Теперь догадываюсь, что у него промелькнула мысль: не было ли здесь покушения на детей? Но Нику снова схватил хохотун, и он, приседая, чистосердечно объяснил отцу все: как я вчера поколотил его за шар и как он мне сегодня отомстил.
Великий Князь строго все выслушал и необыкновенно суровым голосом сказал:
- Как? Он тебя поколотил, а ты ответил западней? Ты - не мой сын. Ты - не Романов. Расскажу дедушке. Пусть он рассудит.
- Но я драться не мог, - оправдывался Ники, - у меня был хохотун.
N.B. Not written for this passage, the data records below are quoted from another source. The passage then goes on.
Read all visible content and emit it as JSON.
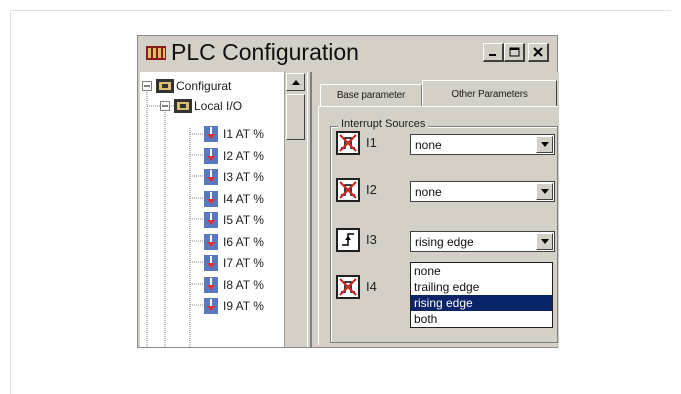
{
  "window": {
    "title": "PLC Configuration",
    "buttons": {
      "minimize": "_",
      "maximize": "□",
      "close": "×"
    }
  },
  "tree": {
    "root": "Configurat",
    "local_io": "Local I/O",
    "items": [
      "I1 AT %",
      "I2 AT %",
      "I3 AT %",
      "I4 AT %",
      "I5 AT %",
      "I6 AT %",
      "I7 AT %",
      "I8 AT %",
      "I9 AT %"
    ]
  },
  "tabs": {
    "base": "Base parameter",
    "other": "Other Parameters"
  },
  "interrupt": {
    "group_label": "Interrupt Sources",
    "rows": [
      {
        "label": "I1",
        "value": "none",
        "icon": "disabled-edge-icon"
      },
      {
        "label": "I2",
        "value": "none",
        "icon": "disabled-edge-icon"
      },
      {
        "label": "I3",
        "value": "rising edge",
        "icon": "rising-edge-icon"
      },
      {
        "label": "I4",
        "value": "",
        "icon": "disabled-edge-icon"
      }
    ],
    "dropdown_options": [
      "none",
      "trailing edge",
      "rising edge",
      "both"
    ],
    "dropdown_selected": "rising edge"
  },
  "colors": {
    "selection": "#0a246a",
    "window_bg": "#d4d0c8"
  }
}
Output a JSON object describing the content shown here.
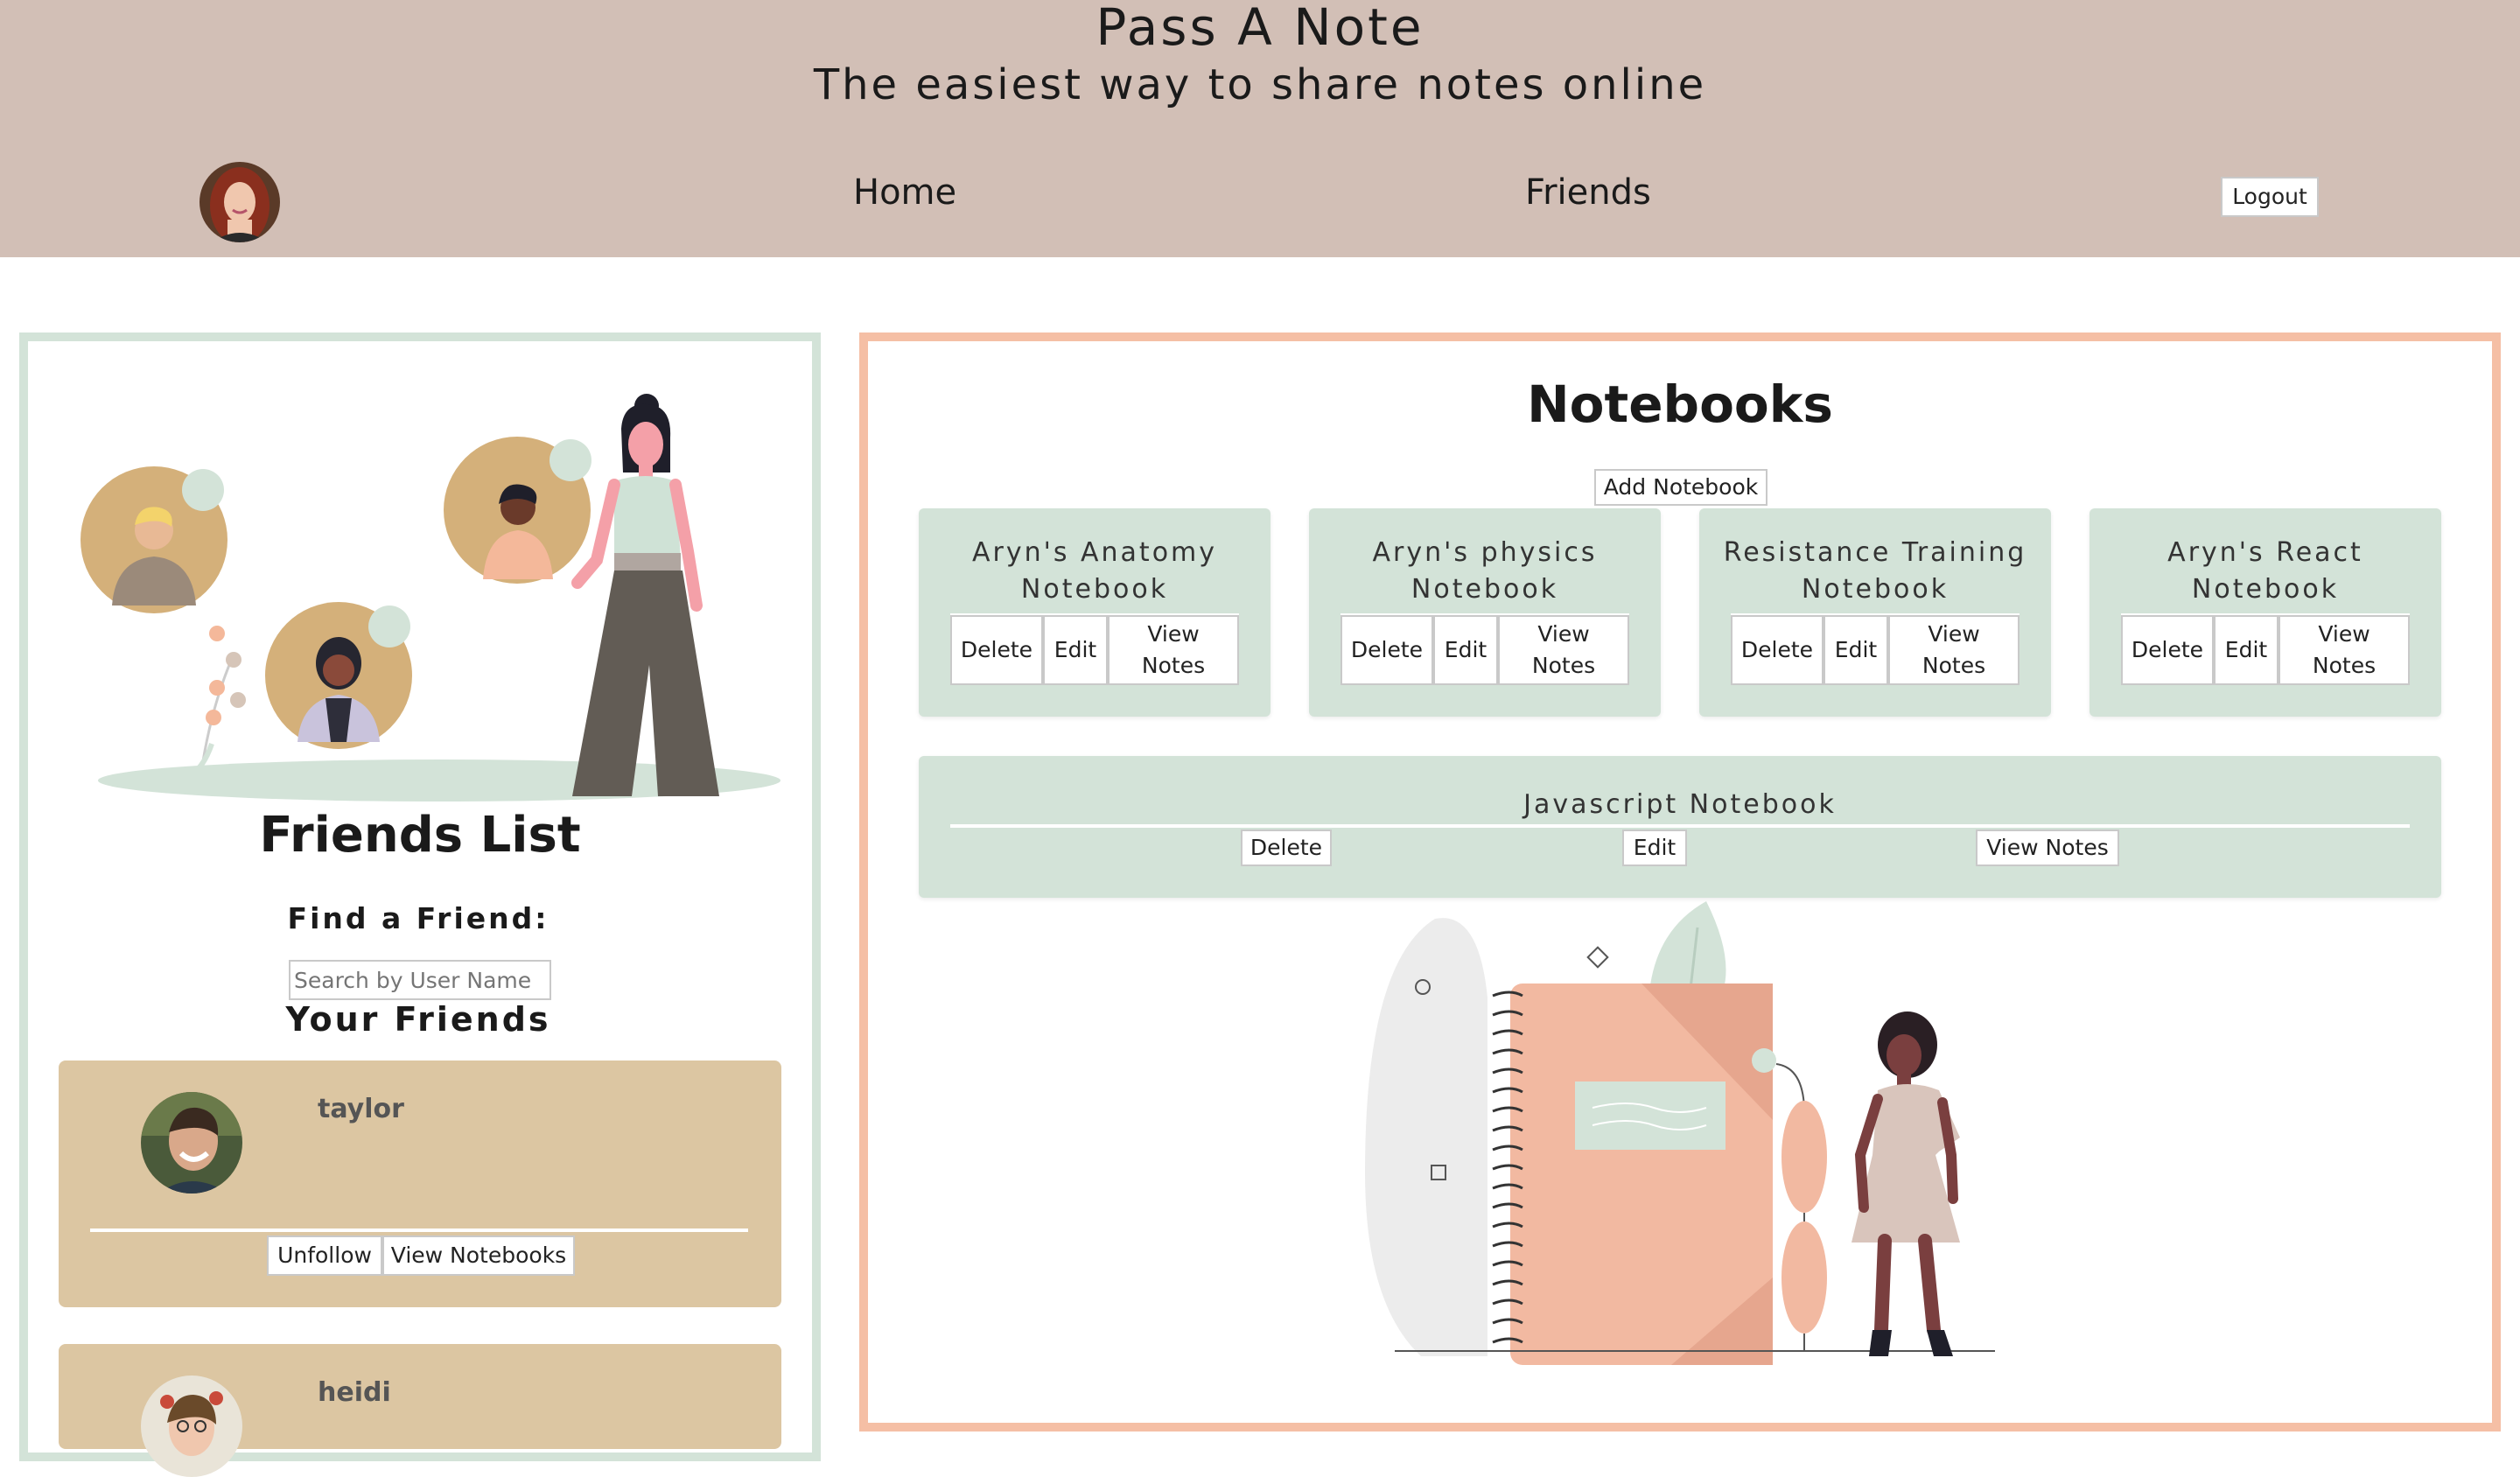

- Этого я слушать не хочу. И нечего на хохотуна сваливать. На бой ты должен отвечать боем, а не волчьими ямами. Фуй. Не мой сын.
- Я - твой сын! Я хочу быть твоим сыном! - заревел вдруг Ники.
- Если бы ты был мой сын, - ответил Великий Князь, - то давно бы уже попросил у Володи прощения.
Ники подошел ко мне, угрюмо протянул руку и сказал:
- Прости, что я тебя не лупил. В другой раз буду лупить.
Вечером от имени Ники мне принесли шаров пятнадцать, целую гроздь. Счастью моему не было конца, но история, вероятно, имела свое продолжение, которого я так, до встречи в Севастополе, и не знал.
И только теперь, через множество лет, стоя со мной на Царской севастопольской ветке, Император Николай Второй намекнул мне, шутя, об этом...
Выслушав признание Императора, я, что называется, внутренне заерзал. Многое в моей жизни непонятное стало вдруг освещаться. "Он никогда мне этого не простил", - думал я. Вдруг Император сказал:
- У вас утомленный вид. Надо бы полечиться, отдохнуть...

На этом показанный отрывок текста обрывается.